American workers are especially vulnerable to burnout. On average we work longer hours and take fewer vacation days than most other modern democracies. Scores of studies by doctors, HR experts, and the like have shown many times over that this is detrimental to our health in the long run, and not just our personal health. Burnout damages the health of entire organizations, negatively influencing everything from retention to productivity to culture.

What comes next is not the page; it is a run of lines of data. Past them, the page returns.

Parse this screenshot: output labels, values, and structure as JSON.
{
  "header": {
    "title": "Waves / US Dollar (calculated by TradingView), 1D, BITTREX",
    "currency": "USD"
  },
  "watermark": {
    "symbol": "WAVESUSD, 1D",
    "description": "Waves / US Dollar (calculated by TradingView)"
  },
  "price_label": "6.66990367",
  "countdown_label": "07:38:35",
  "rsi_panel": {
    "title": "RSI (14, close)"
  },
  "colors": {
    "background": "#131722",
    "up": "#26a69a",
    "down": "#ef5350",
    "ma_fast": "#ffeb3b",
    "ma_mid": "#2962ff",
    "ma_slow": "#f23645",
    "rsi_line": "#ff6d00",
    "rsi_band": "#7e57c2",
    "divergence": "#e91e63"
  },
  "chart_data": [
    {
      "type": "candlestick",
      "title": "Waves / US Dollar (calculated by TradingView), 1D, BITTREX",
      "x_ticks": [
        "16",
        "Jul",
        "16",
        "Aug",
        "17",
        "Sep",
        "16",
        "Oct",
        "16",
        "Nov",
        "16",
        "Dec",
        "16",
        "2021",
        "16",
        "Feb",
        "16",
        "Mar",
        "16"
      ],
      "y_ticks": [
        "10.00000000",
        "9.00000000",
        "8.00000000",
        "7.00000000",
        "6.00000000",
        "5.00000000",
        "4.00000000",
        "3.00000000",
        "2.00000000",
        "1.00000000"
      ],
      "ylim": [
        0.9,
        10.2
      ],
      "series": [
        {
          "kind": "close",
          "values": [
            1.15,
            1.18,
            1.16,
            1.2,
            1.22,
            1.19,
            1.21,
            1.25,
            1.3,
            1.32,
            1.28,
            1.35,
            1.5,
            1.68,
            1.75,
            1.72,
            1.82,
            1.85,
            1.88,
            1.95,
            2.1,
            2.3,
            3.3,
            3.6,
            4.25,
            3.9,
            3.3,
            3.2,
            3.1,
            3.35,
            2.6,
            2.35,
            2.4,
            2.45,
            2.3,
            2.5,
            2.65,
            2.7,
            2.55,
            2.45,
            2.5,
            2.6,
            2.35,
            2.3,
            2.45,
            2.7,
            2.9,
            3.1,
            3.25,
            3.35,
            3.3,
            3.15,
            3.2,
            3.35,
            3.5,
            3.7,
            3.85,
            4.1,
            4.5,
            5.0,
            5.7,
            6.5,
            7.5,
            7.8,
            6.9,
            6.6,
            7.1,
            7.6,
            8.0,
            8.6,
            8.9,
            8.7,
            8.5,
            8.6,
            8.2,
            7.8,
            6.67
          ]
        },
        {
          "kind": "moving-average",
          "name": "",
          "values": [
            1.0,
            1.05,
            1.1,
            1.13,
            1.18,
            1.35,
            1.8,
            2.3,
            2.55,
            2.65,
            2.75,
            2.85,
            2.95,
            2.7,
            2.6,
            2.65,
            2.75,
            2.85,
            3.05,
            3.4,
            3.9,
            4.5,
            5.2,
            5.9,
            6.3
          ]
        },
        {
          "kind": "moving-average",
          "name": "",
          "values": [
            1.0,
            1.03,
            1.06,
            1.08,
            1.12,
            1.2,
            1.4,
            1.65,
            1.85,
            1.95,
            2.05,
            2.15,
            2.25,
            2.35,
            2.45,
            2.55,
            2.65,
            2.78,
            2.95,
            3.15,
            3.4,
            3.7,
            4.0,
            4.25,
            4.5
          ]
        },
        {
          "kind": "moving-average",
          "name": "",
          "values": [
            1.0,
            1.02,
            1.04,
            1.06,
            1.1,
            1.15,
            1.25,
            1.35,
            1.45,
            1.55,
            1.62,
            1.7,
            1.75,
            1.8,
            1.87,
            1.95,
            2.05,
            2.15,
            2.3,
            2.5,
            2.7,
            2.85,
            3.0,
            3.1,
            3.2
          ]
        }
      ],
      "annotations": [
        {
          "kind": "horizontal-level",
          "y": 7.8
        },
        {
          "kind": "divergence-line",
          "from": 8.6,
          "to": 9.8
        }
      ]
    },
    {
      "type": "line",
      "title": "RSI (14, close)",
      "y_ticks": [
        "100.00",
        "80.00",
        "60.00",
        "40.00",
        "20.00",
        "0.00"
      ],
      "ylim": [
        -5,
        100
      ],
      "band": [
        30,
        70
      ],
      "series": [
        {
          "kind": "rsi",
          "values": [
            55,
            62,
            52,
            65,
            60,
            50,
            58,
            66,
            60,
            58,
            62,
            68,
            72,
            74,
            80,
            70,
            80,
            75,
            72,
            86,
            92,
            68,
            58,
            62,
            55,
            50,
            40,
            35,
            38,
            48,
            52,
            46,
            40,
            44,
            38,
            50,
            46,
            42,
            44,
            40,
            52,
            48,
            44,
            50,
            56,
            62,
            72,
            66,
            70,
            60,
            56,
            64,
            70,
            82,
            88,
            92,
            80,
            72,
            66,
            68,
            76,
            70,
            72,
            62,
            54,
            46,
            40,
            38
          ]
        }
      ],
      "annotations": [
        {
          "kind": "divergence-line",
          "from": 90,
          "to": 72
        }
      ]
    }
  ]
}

It’s also a problem that transcends hierarchy and status. It’s something we all might have experienced at one point or another, whether you’re a CEO or a frontline worker, hence the phenomenon status. The WHO stopped short of classifying it as a bona fide medical condition, identifying it as a “factor influencing health status and contact with health services”. In other words, it may not directly cause a clinical illness, but it certainly creates an unhealthy environment and opens the barn doors to many conditions.  

Burnout Culprits

Make no mistake – the biggest culprits of employee burnout are hiding in plain sight. In a general sense, asking employees to do more with less and work harder for diminishing benefits set the stage for it. A CNBC report linked on-the-job stress to abnormal suicide rates among doctors. It’s difficult to say whether “burnout” per se was the direct cause, as there are always many extenuating circumstances, but it’s not a huge leap to infer how this kind of chronic stress can at the very least make a large contribution to poor mental health.

Going Public

Thankfully “burnout” is no longer a vague buzzword. The WHO designation is important because it clarifies that it is really a public health issue, as opposed to just an HR issue. But what can HR do in the meantime? Developing healthy habits and policies that address the triggers of burnout before they occur are your best defense. Here are some key strategies:

  1. Healthy feedback loops – No matter how you are feeling, connect regularly and have a friendly check-in with a coworker. Mental and social isolation are easy to slip into and not everyone can make “work friends” easily. Open and friendly cultures can make the stressful days pass by with grace and calm.
  2. Fair pay and gender equity – You can’t have a sincere conversation about workplace stress without bringing up salary disparity. Salary, compensation, and benefits can be difficult to keep competitive, but the return on investment is clear in standout organizations like Costco and Zappos, who lead the world in employee satisfaction and culture thanks in no small part to their desirable base pay and benefits.
  3. Proactive break encouragement – Let’s be frank, us humans cannot work at 100% efficiency for 8 solid hours a day. We need food breaks, social stimulus, and precious downtime to compile and recharge. Everyone, not just managers, should keep this in mind. Sometimes it’s hard to remind ourselves when we need a break, let alone our teams.
  4. Please and thank you – Two simple terms that are criminally underused at work. General kindness and empathy should be a non-optional feature of every work culture, as well as sincere recognition of accomplishments and daily communication of gratitude. Psychological studies have indicated that it’s not only good manners, but one of the most effective ways of helping someone through stress and reduce employee burnout.

Clinical Gains

Credit goes to the WHO for making this small but important step in making workplaces healthier and happier, further dispelling the stigma of mental health on the job. As our global work culture trends toward more awareness of holistic employee health and mindfulness, we can begin to address the real roots of employee burnout from a clinical perspective, and from a clinical perspective, prevention is always the preferred medicine.

A version of this post was previously published on halorecognition.com in 2019.